Toen vertrok Abram, zoals Jahweh hem bevolen had, en Lot ging met hem mee; Abram was vijf en zeventig jaar oud, toen hij uit Charan wegtrok.
5 Abram took Sarai his wife, Lot his brother's son, and all their possessions that they had accumulated, and the people whom they had acquired in Haran, and they left to go to the land of Canaan. And they came to the land of Canaan,
Abram nam Sarai, zijn vrouw, en zijn neef Lot met zich mee, met heel hun bezit, en al de slaven, die zij in Charan hadden verworven; ze gingen op weg naar het land Kanaän, en kwamen daar aan.
6 and Abram passed through the land to the place of Shechem, to the oak of Moreh. At that time the Canaanites were in the land.
Abram trok het land door tot de plaats Sikem, en de eik van More. De Kanaänieten woonden toen nog in het land.
7 Then God appeared to Abram and said to him, "I will give this land to your offspring." He built an altar there God, who appeared to him.
Nu verscheen Jahweh aan Abram, en sprak: Dit land zal Ik aan uw nageslacht geven. Toen bouwde hij daar een altaar ter ere van Jahweh, die hem verschenen was.
8 He left from there to the mountain on the east of Bethel, and pitched his tent, having Bethel on the west, and Ai on the east.
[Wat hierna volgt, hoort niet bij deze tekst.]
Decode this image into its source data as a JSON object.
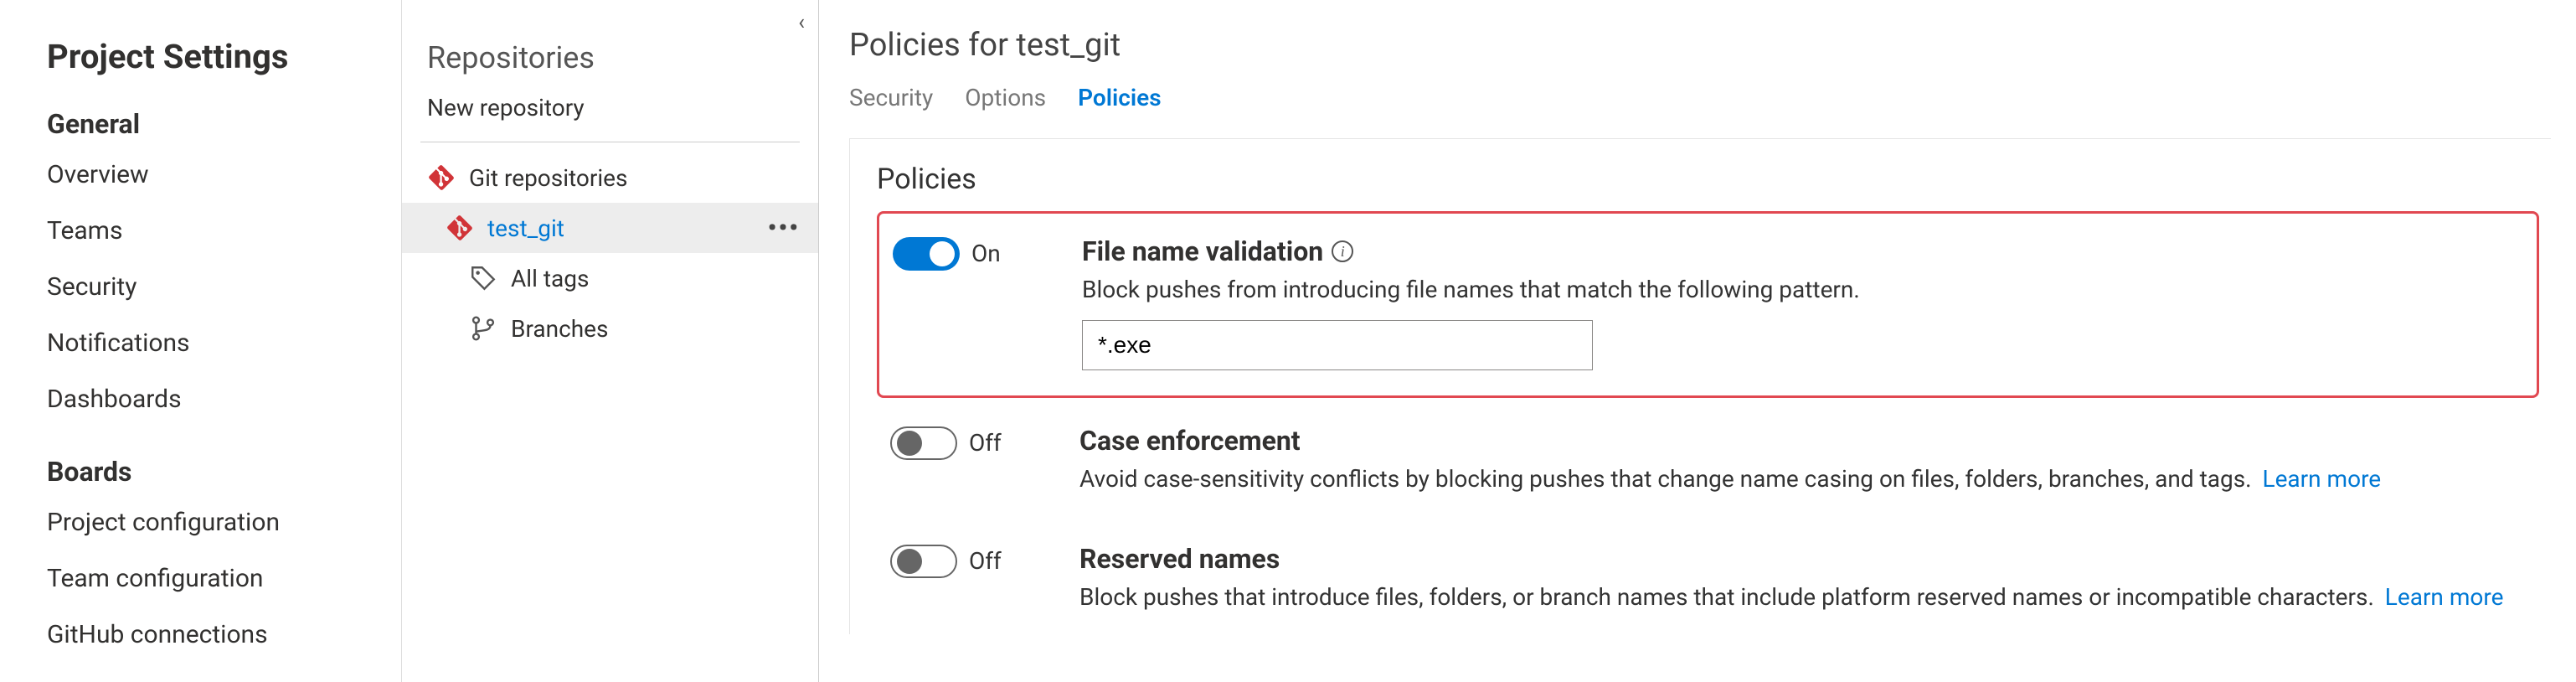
{
  "settings": {
    "title": "Project Settings",
    "sections": [
      {
        "header": "General",
        "items": [
          "Overview",
          "Teams",
          "Security",
          "Notifications",
          "Dashboards"
        ]
      },
      {
        "header": "Boards",
        "items": [
          "Project configuration",
          "Team configuration",
          "GitHub connections"
        ]
      }
    ]
  },
  "repos": {
    "title": "Repositories",
    "new_label": "New repository",
    "tree": {
      "root_label": "Git repositories",
      "selected_label": "test_git",
      "child_tags_label": "All tags",
      "child_branches_label": "Branches",
      "more_glyph": "•••"
    }
  },
  "main": {
    "title": "Policies for test_git",
    "tabs": {
      "security": "Security",
      "options": "Options",
      "policies": "Policies"
    },
    "active_tab": "policies",
    "panel_heading": "Policies",
    "toggle_on_label": "On",
    "toggle_off_label": "Off",
    "learn_more_label": "Learn more",
    "policies": [
      {
        "key": "file_name_validation",
        "enabled": true,
        "highlighted": true,
        "title": "File name validation",
        "has_info": true,
        "desc": "Block pushes from introducing file names that match the following pattern.",
        "input_value": "*.exe"
      },
      {
        "key": "case_enforcement",
        "enabled": false,
        "highlighted": false,
        "title": "Case enforcement",
        "has_info": false,
        "desc": "Avoid case-sensitivity conflicts by blocking pushes that change name casing on files, folders, branches, and tags.",
        "learn_more": true
      },
      {
        "key": "reserved_names",
        "enabled": false,
        "highlighted": false,
        "title": "Reserved names",
        "has_info": false,
        "desc": "Block pushes that introduce files, folders, or branch names that include platform reserved names or incompatible characters.",
        "learn_more": true
      }
    ]
  }
}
There he built an altar and called on the name of God.
Vandaar reisde hij verder naar het bergland ten oosten van Betel, en sloeg zijn tent op tussen Betel ten westen en Ai ten oosten; daar bouwde hij een altaar voor Jahweh, en riep de naam van Jahweh aan.
9 And Abram traveled on, continuing toward the Negev.
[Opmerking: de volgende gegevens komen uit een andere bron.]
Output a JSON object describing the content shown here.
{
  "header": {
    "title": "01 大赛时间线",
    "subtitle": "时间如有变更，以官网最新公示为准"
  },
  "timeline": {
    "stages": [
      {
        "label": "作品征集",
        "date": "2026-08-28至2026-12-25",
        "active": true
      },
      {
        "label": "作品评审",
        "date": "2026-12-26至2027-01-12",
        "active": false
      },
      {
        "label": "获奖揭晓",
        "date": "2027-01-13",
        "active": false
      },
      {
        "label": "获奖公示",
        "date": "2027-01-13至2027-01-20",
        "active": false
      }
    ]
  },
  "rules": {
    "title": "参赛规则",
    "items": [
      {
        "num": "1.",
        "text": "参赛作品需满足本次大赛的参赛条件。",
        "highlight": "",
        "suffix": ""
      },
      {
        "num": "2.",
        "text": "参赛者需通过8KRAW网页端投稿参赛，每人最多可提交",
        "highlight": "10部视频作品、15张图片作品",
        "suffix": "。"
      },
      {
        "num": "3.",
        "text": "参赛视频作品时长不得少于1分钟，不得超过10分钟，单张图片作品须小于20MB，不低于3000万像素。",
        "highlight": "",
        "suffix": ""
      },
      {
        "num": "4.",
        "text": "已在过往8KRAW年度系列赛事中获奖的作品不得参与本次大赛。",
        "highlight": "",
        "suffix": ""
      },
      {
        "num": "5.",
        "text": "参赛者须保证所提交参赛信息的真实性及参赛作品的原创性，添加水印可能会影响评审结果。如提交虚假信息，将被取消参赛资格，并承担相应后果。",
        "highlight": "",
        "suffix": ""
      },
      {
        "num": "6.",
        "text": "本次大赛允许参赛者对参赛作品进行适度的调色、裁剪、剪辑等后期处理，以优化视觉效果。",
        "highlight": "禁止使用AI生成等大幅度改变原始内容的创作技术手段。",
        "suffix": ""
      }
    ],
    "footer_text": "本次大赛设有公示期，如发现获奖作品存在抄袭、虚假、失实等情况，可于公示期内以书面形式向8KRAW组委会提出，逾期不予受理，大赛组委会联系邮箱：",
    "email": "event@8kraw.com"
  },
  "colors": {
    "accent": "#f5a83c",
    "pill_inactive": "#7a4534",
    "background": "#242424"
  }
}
Daarna trok Abram steeds verder naar het zuiden.
10 There was a famine in the land, so Abram went down into Egypt to sojourn there, because the famine was severe in the land.
Toen er in het land eens hongersnood uitbrak, zakte Abram naar Egypte af, om daar enige tijd te verblijven; want de hongersnood teisterde het land hevig.
11 It happened, when he had come near to enter Egypt, that he said to Sarai his wife, "Look, I know what a beautiful woman you are.
Maar op het punt Egypte binnen te trekken, zeide hij tot Sarai, zijn vrouw: Luister; ik weet, dat gij een mooie vrouw zijt.
12 It will happen, when the Egyptians will see you, that they will say, 'This is his wife.' And they will kill me, but they will let you live.
Als de Egyptenaren u zien, en denken: dat is zijn vrouw, dan zullen ze mij vermoorden, maar u in leven laten.
13 Please say that you are my sister, that it may be well with me for your sake, and that I may live because of you."
Zeg dus, dat gij mijn zuster zijt, dan zal het mij goed gaan om wille van u, en zal ik om uwentwil gespaard blijven.
14 It happened that when Abram had come into Egypt, the Egyptians saw that the woman was very beautiful.
Zodra Abram nu in Egypte was gekomen, zagen de Egyptenaren, hoe buitengewoon mooi die vrouw was.
15 The princes of Pharaoh saw her, and praised her to Pharaoh; and the woman was taken into the household of Pharaoh.
En toen Farao’s hovelingen haar zagen, roemden zij haar bij Farao, met het gevolg, dat de vrouw in het paleis van Farao werd gehaald.
16 He dealt well with Abram for her sake, and he acquired sheep, cattle, male donkeys, male servants, female servants, female donkeys, and camels.
Hij overlaadde Abram om wille van haar met weldaden, zodat hij schapen, runderen en ezels, slaven en slavinnen, ezelinnen en kamelen ontving.
17 But God plagued Pharaoh and his house with great and grievous plagues because of Sarai, Abram's wife.
Maar Jahweh trof Farao en zijn huis met zware slagen naar aanleiding van Sarai, de vrouw van Abram.
18 Pharaoh summoned Abram and said, "What is this that you have done to me? Why did you not tell me that she was your wife?
Toen ontbood Farao Abram, en zeide: Wat hebt ge mij daar aangedaan; waarom hebt ge mij niet meegedeeld, dat het uw vrouw is?
19 Why did you say, 'She is my sister,' so that I took her to be my wife? Now therefore, look, your wife is before you. Take, and go."
Waarom hebt ge gezegd: het is mijn zuster; zodat ik ze mij tot vrouw heb genomen. Daar hebt ge uw vrouw terug; neem haar mee en vertrek.
20 Pharaoh commanded men concerning him, and they sent him away with his wife and all his possessions.
En Farao gaf aan enige mannen bevel, om hem en zijn vrouw, met alles wat hem toebehoorde, uitgeleide te doen.